"Oh, I see. For the moment I thought you meant that—that something was already settled."
"No," said Mrs. Murchison; "the dear child is not so easy to please. Half London has been at her feet. But dear Lily has nothing to say to them. She sends them empty away, like the Magnificat."
Mrs. Murchison sighed.
"You are not a mother, Lord Evelyn," she went on, "and you cannot know all that is in a mother's heart, though I am sure you are delightfully sympathetic and understanding. I tell you I hardly sleep a wink at night for dreaming of Lily's future. I want her to marry some Englishman, of course. Some nice pleasant man out of the titled classes. She was born to be titled. I often shut my eyes when I look at her, and say to myself, 'Some day my darling will go into dinner before her own mother.' She has had the opportunity many times, and I have wondered lately whether my dearest has not someone in her eye—I should say her heart."
"I wonder," said Toby, with marked indifference.
"So like the Nile," said Mrs. Murchison diplomatically, giving it to be understood that the conversation was still quite general. "But the mysteries of a maiden's heart, Lord Evelyn!" she sighed. "Lily takes after me; as a child, I was so mysterious that nobody thought I should live."
"Miss Murchison is not delicate?" asked Toby.

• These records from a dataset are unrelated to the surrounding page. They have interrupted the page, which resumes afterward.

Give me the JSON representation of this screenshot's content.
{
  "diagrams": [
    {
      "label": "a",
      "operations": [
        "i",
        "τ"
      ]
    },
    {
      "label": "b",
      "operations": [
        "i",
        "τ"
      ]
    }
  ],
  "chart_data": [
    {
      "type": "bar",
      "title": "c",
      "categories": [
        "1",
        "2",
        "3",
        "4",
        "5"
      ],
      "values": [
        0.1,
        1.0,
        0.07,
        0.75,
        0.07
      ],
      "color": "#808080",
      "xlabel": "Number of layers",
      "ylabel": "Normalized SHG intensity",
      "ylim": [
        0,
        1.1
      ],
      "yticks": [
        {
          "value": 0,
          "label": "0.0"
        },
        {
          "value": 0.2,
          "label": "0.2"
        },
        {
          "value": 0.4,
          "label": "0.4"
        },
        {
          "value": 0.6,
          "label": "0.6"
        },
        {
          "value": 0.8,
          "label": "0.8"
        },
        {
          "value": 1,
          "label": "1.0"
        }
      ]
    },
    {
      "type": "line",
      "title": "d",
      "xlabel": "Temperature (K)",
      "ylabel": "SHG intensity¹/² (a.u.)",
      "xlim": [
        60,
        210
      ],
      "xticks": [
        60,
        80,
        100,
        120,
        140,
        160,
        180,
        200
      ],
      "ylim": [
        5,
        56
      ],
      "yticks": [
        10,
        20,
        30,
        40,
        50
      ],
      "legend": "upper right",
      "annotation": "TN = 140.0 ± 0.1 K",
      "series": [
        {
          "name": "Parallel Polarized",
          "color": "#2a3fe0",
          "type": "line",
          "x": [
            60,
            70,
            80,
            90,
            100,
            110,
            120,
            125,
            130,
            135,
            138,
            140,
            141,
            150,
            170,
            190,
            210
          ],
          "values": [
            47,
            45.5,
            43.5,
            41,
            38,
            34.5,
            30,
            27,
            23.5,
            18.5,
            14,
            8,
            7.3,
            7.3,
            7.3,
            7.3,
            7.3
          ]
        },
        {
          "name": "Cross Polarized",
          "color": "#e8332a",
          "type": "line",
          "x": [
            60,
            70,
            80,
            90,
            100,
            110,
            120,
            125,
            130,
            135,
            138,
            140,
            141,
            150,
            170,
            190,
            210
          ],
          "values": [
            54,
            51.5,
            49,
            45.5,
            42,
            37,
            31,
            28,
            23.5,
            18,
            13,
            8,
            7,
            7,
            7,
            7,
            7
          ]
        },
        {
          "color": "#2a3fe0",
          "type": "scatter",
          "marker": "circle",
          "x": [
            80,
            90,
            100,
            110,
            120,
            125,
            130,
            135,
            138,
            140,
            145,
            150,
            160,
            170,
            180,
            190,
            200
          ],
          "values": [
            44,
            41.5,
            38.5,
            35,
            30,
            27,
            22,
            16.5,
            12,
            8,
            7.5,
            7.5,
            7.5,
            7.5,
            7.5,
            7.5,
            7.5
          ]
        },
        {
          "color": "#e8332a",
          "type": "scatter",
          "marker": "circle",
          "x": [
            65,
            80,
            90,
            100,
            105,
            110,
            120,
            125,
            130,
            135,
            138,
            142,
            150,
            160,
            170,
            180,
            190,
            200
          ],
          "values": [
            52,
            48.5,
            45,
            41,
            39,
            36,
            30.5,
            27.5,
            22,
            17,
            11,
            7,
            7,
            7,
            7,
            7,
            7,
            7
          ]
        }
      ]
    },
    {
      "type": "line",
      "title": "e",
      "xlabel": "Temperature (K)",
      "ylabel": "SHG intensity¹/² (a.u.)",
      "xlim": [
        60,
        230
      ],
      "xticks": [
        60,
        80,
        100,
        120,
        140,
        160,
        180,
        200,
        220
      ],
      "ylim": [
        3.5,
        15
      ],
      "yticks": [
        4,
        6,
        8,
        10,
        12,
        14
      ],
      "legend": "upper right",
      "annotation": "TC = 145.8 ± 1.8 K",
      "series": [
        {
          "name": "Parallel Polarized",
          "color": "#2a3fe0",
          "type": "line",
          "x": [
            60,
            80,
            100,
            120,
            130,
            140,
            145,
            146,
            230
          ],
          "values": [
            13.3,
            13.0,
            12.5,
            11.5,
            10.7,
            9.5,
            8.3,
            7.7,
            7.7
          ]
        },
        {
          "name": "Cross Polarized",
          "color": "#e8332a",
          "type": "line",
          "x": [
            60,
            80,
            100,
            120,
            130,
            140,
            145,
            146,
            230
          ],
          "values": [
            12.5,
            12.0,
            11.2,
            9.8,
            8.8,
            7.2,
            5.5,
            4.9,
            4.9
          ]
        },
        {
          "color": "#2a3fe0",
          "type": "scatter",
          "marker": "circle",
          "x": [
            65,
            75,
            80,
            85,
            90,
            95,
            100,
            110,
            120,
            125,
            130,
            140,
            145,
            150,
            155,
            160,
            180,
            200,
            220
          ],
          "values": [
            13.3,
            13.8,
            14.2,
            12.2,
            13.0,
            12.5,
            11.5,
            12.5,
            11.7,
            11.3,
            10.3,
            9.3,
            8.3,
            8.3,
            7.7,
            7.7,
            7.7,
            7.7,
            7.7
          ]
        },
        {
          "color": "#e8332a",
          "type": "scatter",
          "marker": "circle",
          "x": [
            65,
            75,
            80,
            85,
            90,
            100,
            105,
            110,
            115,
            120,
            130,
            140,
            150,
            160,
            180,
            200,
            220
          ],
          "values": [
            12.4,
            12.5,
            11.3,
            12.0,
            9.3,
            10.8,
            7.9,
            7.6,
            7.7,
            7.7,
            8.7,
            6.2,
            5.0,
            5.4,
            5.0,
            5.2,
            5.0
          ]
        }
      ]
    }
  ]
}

"Dear me, no! most indelicate. Her health never gave me a moment's anxiety since she left her cradle. But she is very reticent about some things, and very thoughtful. When I was a child I used to fall in love a hundred times a day; it may have been Vanderbilt or a postman, and I used to put down their initials in a little green morocco pocket-book; but I never used to tell anyone about it, just like Lily. But you can see by her forehead how thoughtful she is, like Marie Antoinette. Doesn't Tennyson speak of the 'bar of Marie Antoinette'? She has it most marked above the eyes."
Toby's ignorance of "In Memoriam" was even less profound than Mrs. Murchison's knowledge of it, and he only murmured that he seemed to remember it, which was not true.
"Thoughtful and pensive," said Mrs. Murchison. "Dear child! how she looked forward to coming down here! And so gay at times. And never, Lord Evelyn," said Mrs. Muchison very earnestly, "has she said an unkind word to me."